STANFORD — A Danville woman who was indicted for conspiring to kill the octogenarian mother of her former lover was sentenced to eight years in prison Friday for a burglary charge.
Jessica Callahan, 27, pleaded guilty Dec. 14 to one count of second-degree complicity to burglary.
At Callahan’s formal sentencing Friday, her lawyer, Justin Genco, told Circuit Judge David A. Tapp he would not be seeking probation immediately because Callahan has at least one other felony charge pending against her in Boyle County.
Tapp pointed out prior convictions for Callahan include multiple fourth-degree assaults, terroristic threatening and wanton endangerment.
“If you were eligible — and I believe you are — for probation, I would not grant probation,” Tapp said, while a sign language interpreter signed for Callahan, who is deaf. “That is a substantial history of assaultive behavior.”
According to initial reports from investigators, Callahan allegedly plotted with three other deaf women — Autumn Drass, 23, Taquisa Horton, 27, and Kerry Zamara, 23, all of Columbus, Ohio — to break into Goode’s home and kill her.
After a neighbor of Goode became suspicious and alerted Hustonville Police Chief Fred McCoy that something may be happening at Goode’s house on July 3, McCoy said he encountered Drass and Horton armed with knives inside the residence.
After a scuffle, McCoy was able to place Drass and Horton under arrest.
Minnie Goode was not home during the break-in.
All four women were charged with attempted murder. Drass and Horton were also charged with first-degree burglary, and Zamara and Callahan were charged with complicity in the burglary.
During his investigation, Lincoln County Sheriff Curt Folger said evidence suggested the alleged murder plot was motivated by revenge against Debra Goode, the daughter of Minnie Goode and a former lover of Callahan’s who was helping a current lover of Callahan’s escape an abusive relationship.
Genco asked Judge Tapp on Friday to “strike any reference to the plot to commit murder” from the case’s record, but Tapp declined, explaining that settling any facts of the case would have been necessary at trial, but not after a plea bargain.
But Tapp noted facts concerning the prior murder conspiracy charge would not be considered in the sentencing of Callahan for the lesser burglary charge.
Genco was hesitant after the sentencing to comment on how he was able to get Callahan’s charges reduced so drastically.

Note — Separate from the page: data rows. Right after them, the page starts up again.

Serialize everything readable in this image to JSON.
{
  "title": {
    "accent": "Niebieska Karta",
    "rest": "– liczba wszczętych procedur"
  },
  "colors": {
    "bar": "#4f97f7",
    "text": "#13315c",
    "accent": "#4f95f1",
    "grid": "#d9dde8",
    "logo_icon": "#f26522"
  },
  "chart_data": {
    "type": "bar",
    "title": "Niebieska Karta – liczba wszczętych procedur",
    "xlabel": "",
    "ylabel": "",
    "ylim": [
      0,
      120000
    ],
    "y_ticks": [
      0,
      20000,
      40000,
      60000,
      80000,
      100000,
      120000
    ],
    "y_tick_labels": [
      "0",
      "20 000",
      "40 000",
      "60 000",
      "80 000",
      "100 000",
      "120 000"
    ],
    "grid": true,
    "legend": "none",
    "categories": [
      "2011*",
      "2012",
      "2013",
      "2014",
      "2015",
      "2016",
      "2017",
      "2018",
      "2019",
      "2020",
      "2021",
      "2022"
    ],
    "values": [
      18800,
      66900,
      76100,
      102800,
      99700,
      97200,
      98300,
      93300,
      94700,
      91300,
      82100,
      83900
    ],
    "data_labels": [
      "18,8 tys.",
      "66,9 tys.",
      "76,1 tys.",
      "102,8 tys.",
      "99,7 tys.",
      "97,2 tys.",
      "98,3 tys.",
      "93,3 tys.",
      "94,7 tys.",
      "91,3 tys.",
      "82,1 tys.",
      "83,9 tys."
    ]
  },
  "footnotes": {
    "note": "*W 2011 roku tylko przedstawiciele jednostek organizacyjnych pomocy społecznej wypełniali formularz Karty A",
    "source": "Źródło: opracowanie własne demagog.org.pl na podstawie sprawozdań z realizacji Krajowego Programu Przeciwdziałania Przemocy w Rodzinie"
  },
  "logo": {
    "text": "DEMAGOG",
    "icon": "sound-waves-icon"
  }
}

“I don’t want to say anything that gets misconstrued. To me, it really wasn’t that shocking,” he said. “If you look on the statute on what burglary is, burglary means you unlawfully enter with intent to commit a crime and that’s what she did.”
Genco said he cannot speak for the prosecution’s reasoning on granting Callahan’s plea bargain.

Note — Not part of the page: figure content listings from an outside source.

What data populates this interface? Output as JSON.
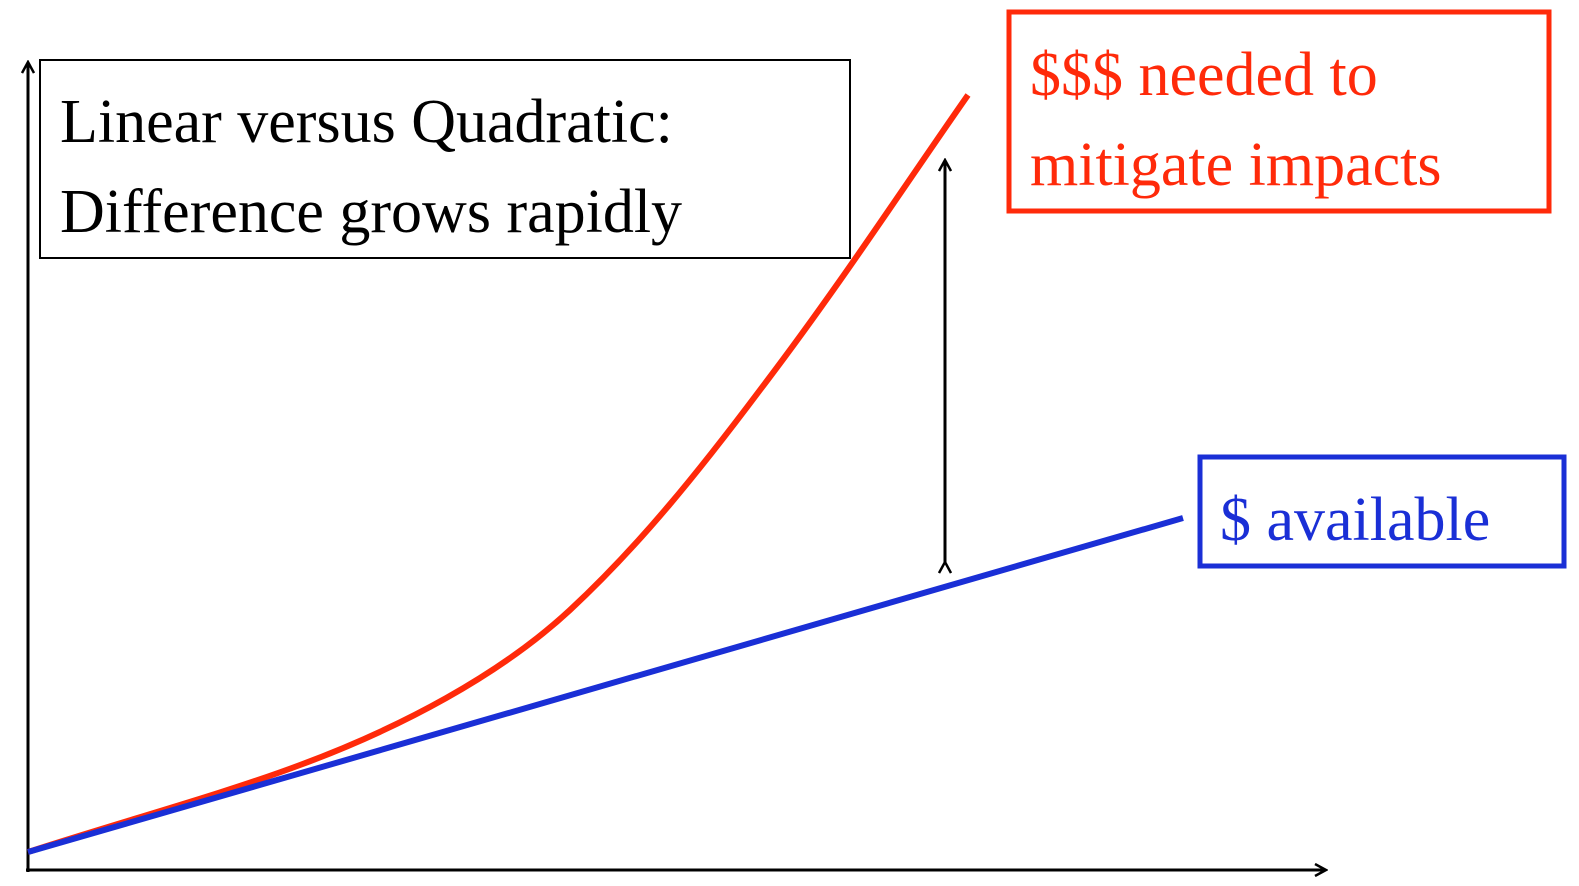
{
  "title": {
    "lines": [
      "Linear versus Quadratic:",
      "Difference grows rapidly"
    ]
  },
  "labels": {
    "needed": {
      "lines": [
        "$$$ needed to",
        "mitigate impacts"
      ]
    },
    "available": {
      "lines": [
        "$ available"
      ]
    }
  }
}
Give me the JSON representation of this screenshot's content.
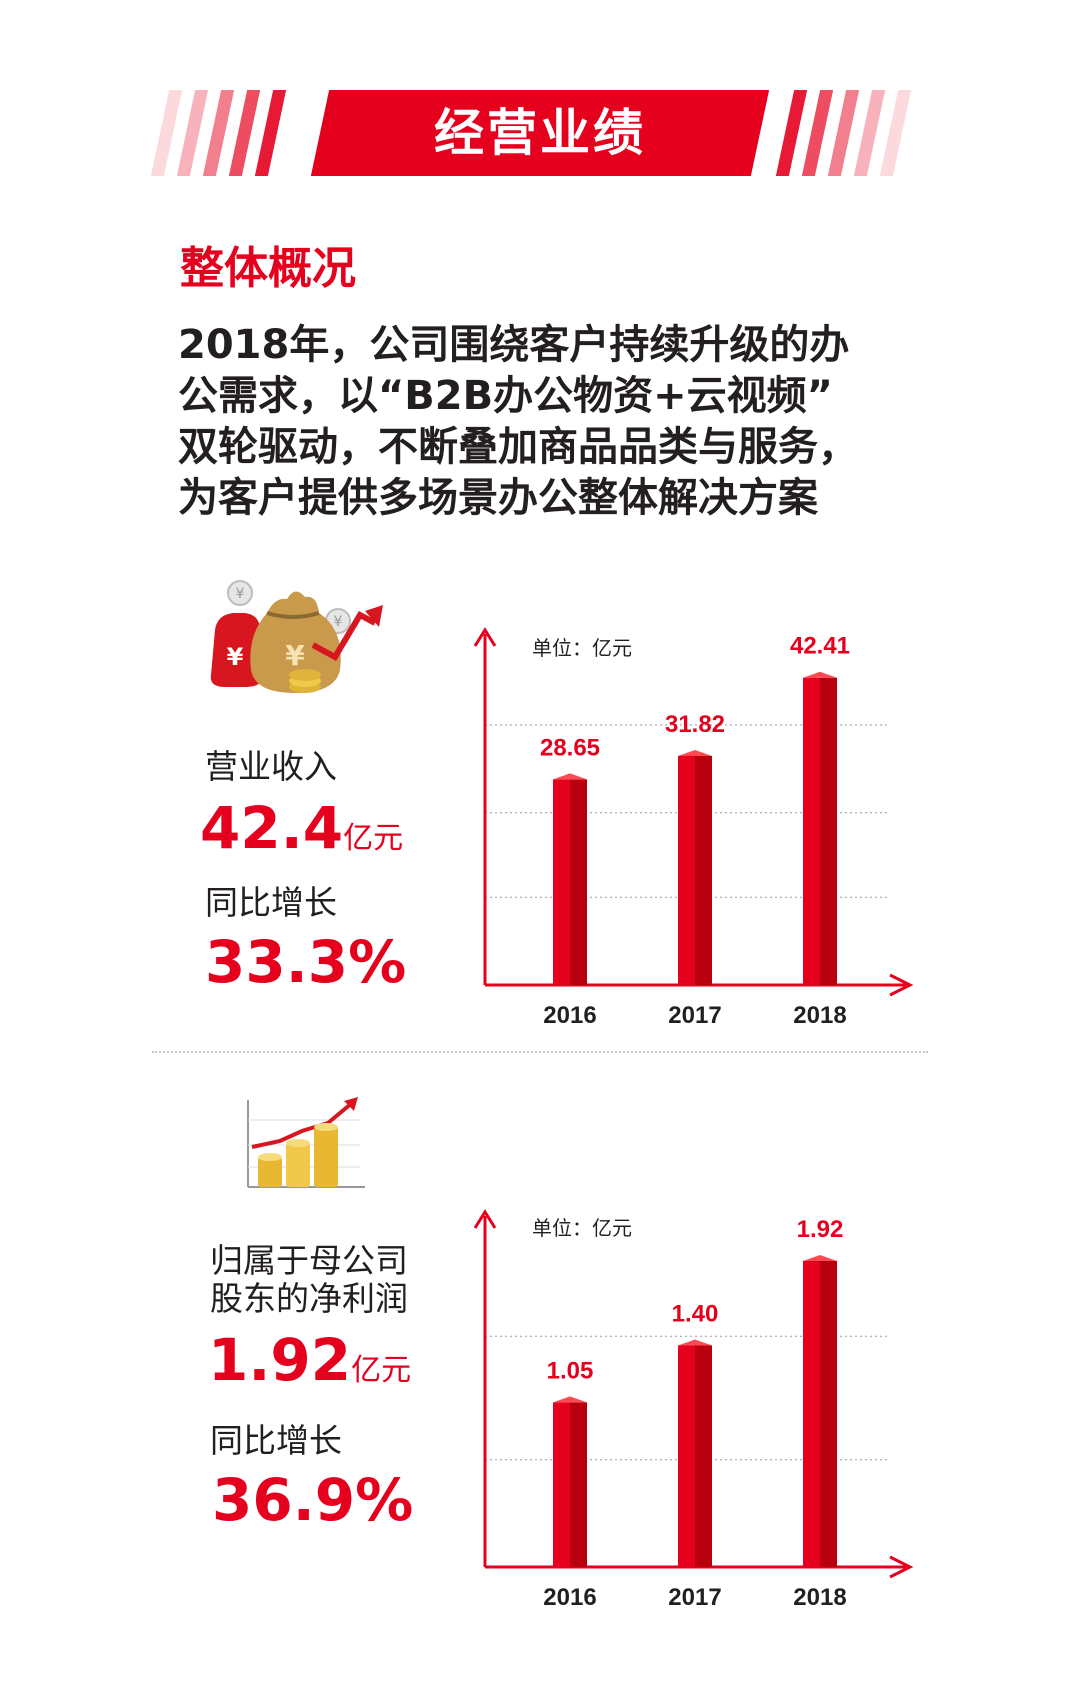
{
  "banner": {
    "title": "经营业绩"
  },
  "section_title": "整体概况",
  "intro_lines": [
    "2018年，公司围绕客户持续升级的办",
    "公需求，以“B2B办公物资+云视频”",
    "双轮驱动，不断叠加商品品类与服务，",
    "为客户提供多场景办公整体解决方案"
  ],
  "colors": {
    "accent": "#e5001e",
    "text": "#231f20"
  },
  "icons": {
    "revenue": "money-bag-icon",
    "profit": "coin-growth-icon"
  },
  "revenue": {
    "label": "营业收入",
    "value": "42.4",
    "unit": "亿元",
    "growth_label": "同比增长",
    "growth_value": "33.3%"
  },
  "profit": {
    "label_line1": "归属于母公司",
    "label_line2": "股东的净利润",
    "value": "1.92",
    "unit": "亿元",
    "growth_label": "同比增长",
    "growth_value": "36.9%"
  },
  "chart_data": [
    {
      "type": "bar",
      "unit_label": "单位：亿元",
      "categories": [
        "2016",
        "2017",
        "2018"
      ],
      "values": [
        28.65,
        31.82,
        42.41
      ],
      "value_labels": [
        "28.65",
        "31.82",
        "42.41"
      ],
      "ylim": [
        0,
        44
      ]
    },
    {
      "type": "bar",
      "unit_label": "单位：亿元",
      "categories": [
        "2016",
        "2017",
        "2018"
      ],
      "values": [
        1.05,
        1.4,
        1.92
      ],
      "value_labels": [
        "1.05",
        "1.40",
        "1.92"
      ],
      "ylim": [
        0,
        2.0
      ]
    }
  ]
}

“As far as that goes, there’s no doubt that the individuals entered the house, and I think that’s what it came down to,” he said. “It’s much more difficult to try to ascertain what’s in people’s minds.”
Assistant Commonwealth’s Attorney Carol Hill said in January that it is her office’s policy not to comment on ongoing cases. She said she did not want to comment on the record until all four women’s cases are fully resolved.
Genco seemed to suggest Friday afternoon that the allegations of a murder plot are coming from the other three defendants.
“If you watch the plea, she (Callahan) said what they were there to do,” he said. “Those other girls are the ones that are saying the other stuff, but I don’t represent them.”
Drass and Zamara last appeared in court in November, and there were no future court appearances scheduled as of Friday afternoon. Horton was scheduled for a hearing at 1 p.m. Friday, but that appearance was canceled.